Minju Kim at Fashion Scout London AW15/16

The conversation moves on, after much serious hilarity to possibly one of Minju’s most influential influences. Get ready. “Of all the things I liked in my childhood, I wanted to become a super hero and save the world.” And it is evident, looking at her slightly fantastic, fantasy styling and imagery, that true to herself and her inspiration she has fulfilled this ambition in the best way she knows. The collection is her interpretation to create an identity for the super-hero for today’s woman. Brilliant.

“I’m always trying to put a story into my collection, something that has meaning for me. The superhero, is like a brave girl, one who is brave enough to be who they like and wear what they like.” Minju said she wanted to bring out the cuteness of the female, “not in a clichéd weak way, but in a more mature, positive and chic way.”

I’m thinking possibly only Minju or only someone female could have phrased that intention. But curiously enough, she truly delivers against it. The bubble-gum pink of a 50s style A-line dress and a two-piece with simple straight cut, tailored, high cut jacket and mini-skirt is sprinkled with an eye-catchingly simple, but striking pattern. Is it a yin and yang graphic, a Manga animated cartoon head or an errant paisley pattern on acid, free-styling on bubble gum?

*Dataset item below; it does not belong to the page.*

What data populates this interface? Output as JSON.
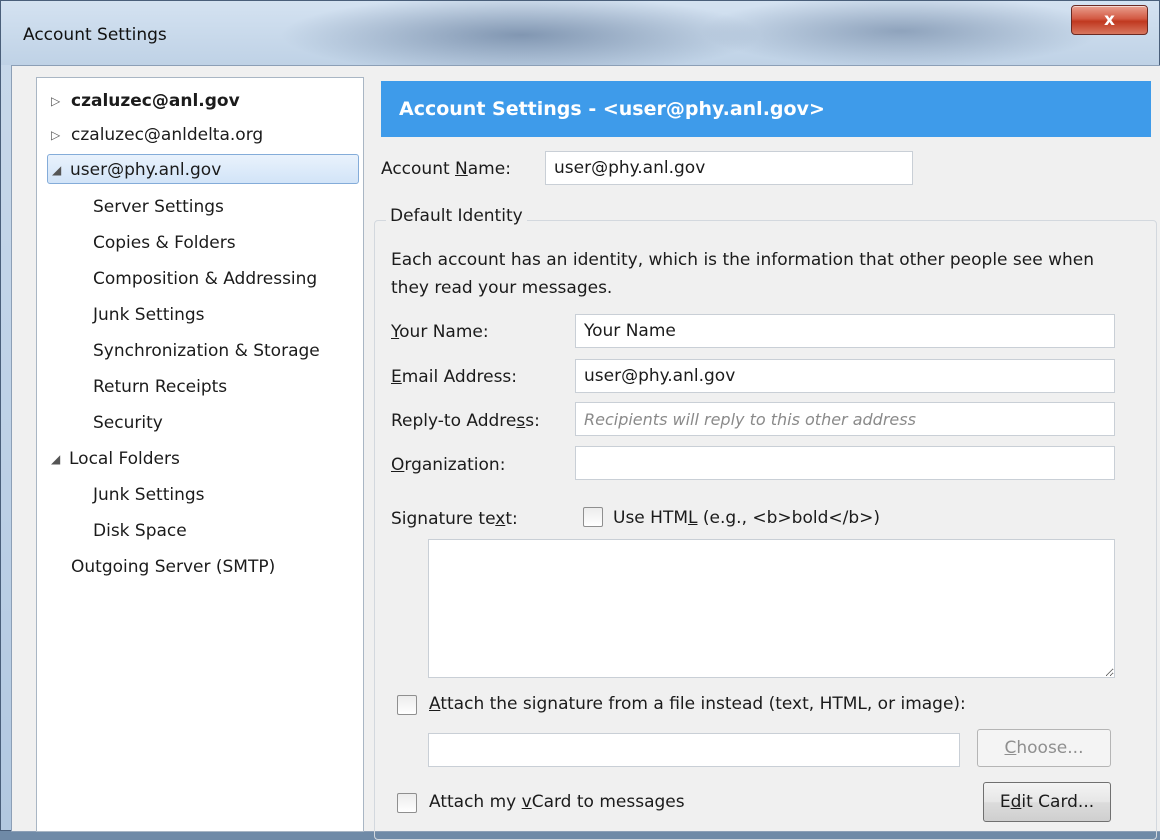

I was proudly shown her look book full of sketches for this design and was privileged to witness how “…everything I do starts with drawing. I keep drawing until I get the inspiration for the design.” And page after page I saw the original drawings for the designs I was looking at. Inspiring. The motif, I was told, were actually “angry eyes.”

It is important to pay attention and look closely at Minju’s designs. It is not all sweetness and light. Can’t be a super-woman hero without kicking some ass. Or showing some. On another ‘cute’ two piece mini-skirt and short tailored jacket jacket, what looked like, and to her chagrin (don’t suppose such an emotion lingered around for too long in her enviable world’s a cartoon costume-designed mind) was often perceived to be Minnie-Mouse and those ears, is in fact a super-hero showing her superhero costumed-ass riding an insect as a motor-bike. Nice. Subtle and edgy, lured in by a non-Disney motif.

And no surprise to discover, Manga is never far away from Minju’s influences. She thought for a long time, and may even one day do it, that she would become an animator. “Animation is one of my things. When I design, it feels like I am making my own movie, characters come to life in my head, in my own film.” Another wonderful insight to her creative world, but it would be a huge mistake and disservice to pigeon-hole Minju as just another ‘Asian designer of a type’. There are just way too many cool ideas going on, that don’t need to be categorised and it would demean her credentials as an old-school designer who “fundamentally believes in draping. It is difficult to convey my ideas to pattern people, unless I use draping. I don’t ever want to forget these fundamental things about design…people forget what ‘nice fit’ actually means.”

As someone who sources according to design imperative, Tweed from the Netherlands, jacquard and wool for knitwear from Paris, for her AW15 collection, I don’t think anyone is going to forget this lady and her designs for a long time to come.’ – Paul Markevicius

Big congrats to Minju, this is surely the next step of an established design career in the fashion industry.